Desflurane and sevoflurane permit speedier changes in anesthetic partial pressures than do older halogenated anesthetics. The authors determined the kinetic characteristics of desflurane and sevoflurane and those of compound A [CH2F-O-C(=CF2)(CF3)], a nephrotoxic degradation product of sevoflurane. Volunteers received 1.25 minimum alveolar concentration of desflurane or sevoflurane, each administered for 8 h in a fresh gas inflow of 2 l/min. Inspired (F(I)) and end-tidal (F(A)) concentrations of anesthetic and compound A were measured during administration, and F(A) relative to F(A0) (the last end-tidal concentration during administration) during elimination.
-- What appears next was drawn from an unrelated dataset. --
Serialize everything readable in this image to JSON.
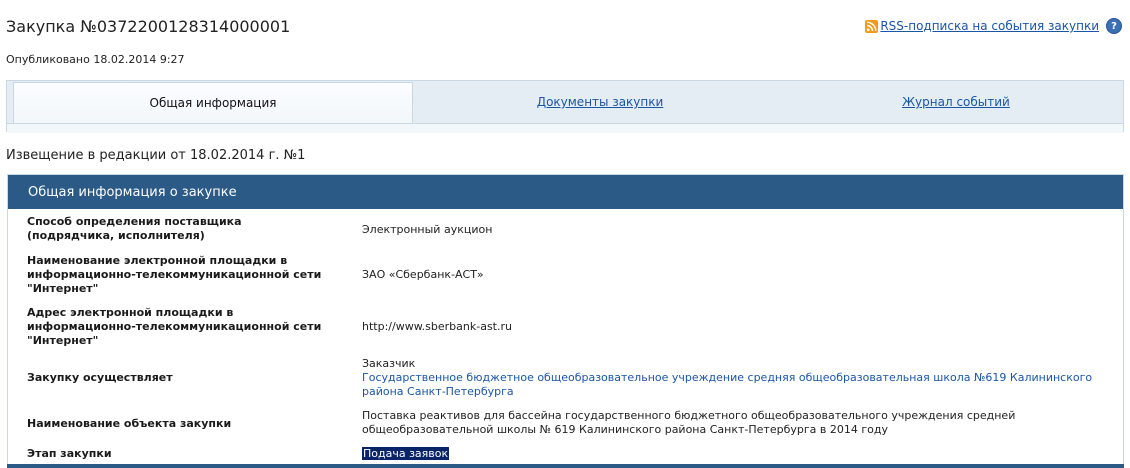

The indices of recovery were also measured. The ratio F(I)/F(A) rapidly approached 1.0, with values greater for sevoflurane (desflurane 1.06 +/- 0.01 vs. sevoflurane 1.11 +/- 0.02, mean +/- SD). The ratio F(A)/F(I) for compound A was approximately 0.8. The F(A)/F(A0) ratio decreased slightly more rapidly with desflurane than with sevoflurane, and objective measures indicated faster recovery with desflurane: The initial response to command (14 +/- 4 min vs. 28 +/- 8 min [means +/- SD]) and orientation (19 +/- 4 vs. 33 +/- 9 min) was quicker, and recovery was faster as defined by results of the Digit Symbol Substitution, P-deletion, and Trieger tests. Desflurane produced less vomiting (1 [0.5, 3]; median [quartiles] episodes) than did sevoflurane (5 [2.5, 7.5] episodes). The F(A)/F(A0) ratio for compound A decreased within 5 min to a constant value of 0.1. These anesthetics have kinetics consistent with their solubilities. Sevoflurane's greater biodegradation probably increases F(I)/F(A) differences during anesthetic administration and decreases F(A)/F(A0) differences during elimination. The F(A) for compound A differs from F(I) by 20% (F(A)/F(I) = 0.8) because of substantial degradation. Recovery from anesthesia proceeds nearly twice as fast with desflurane than with sevoflurane. Differences in ventilation, or alveolar or tissue elimination, do not completely explain the slower recovery with sevoflurane.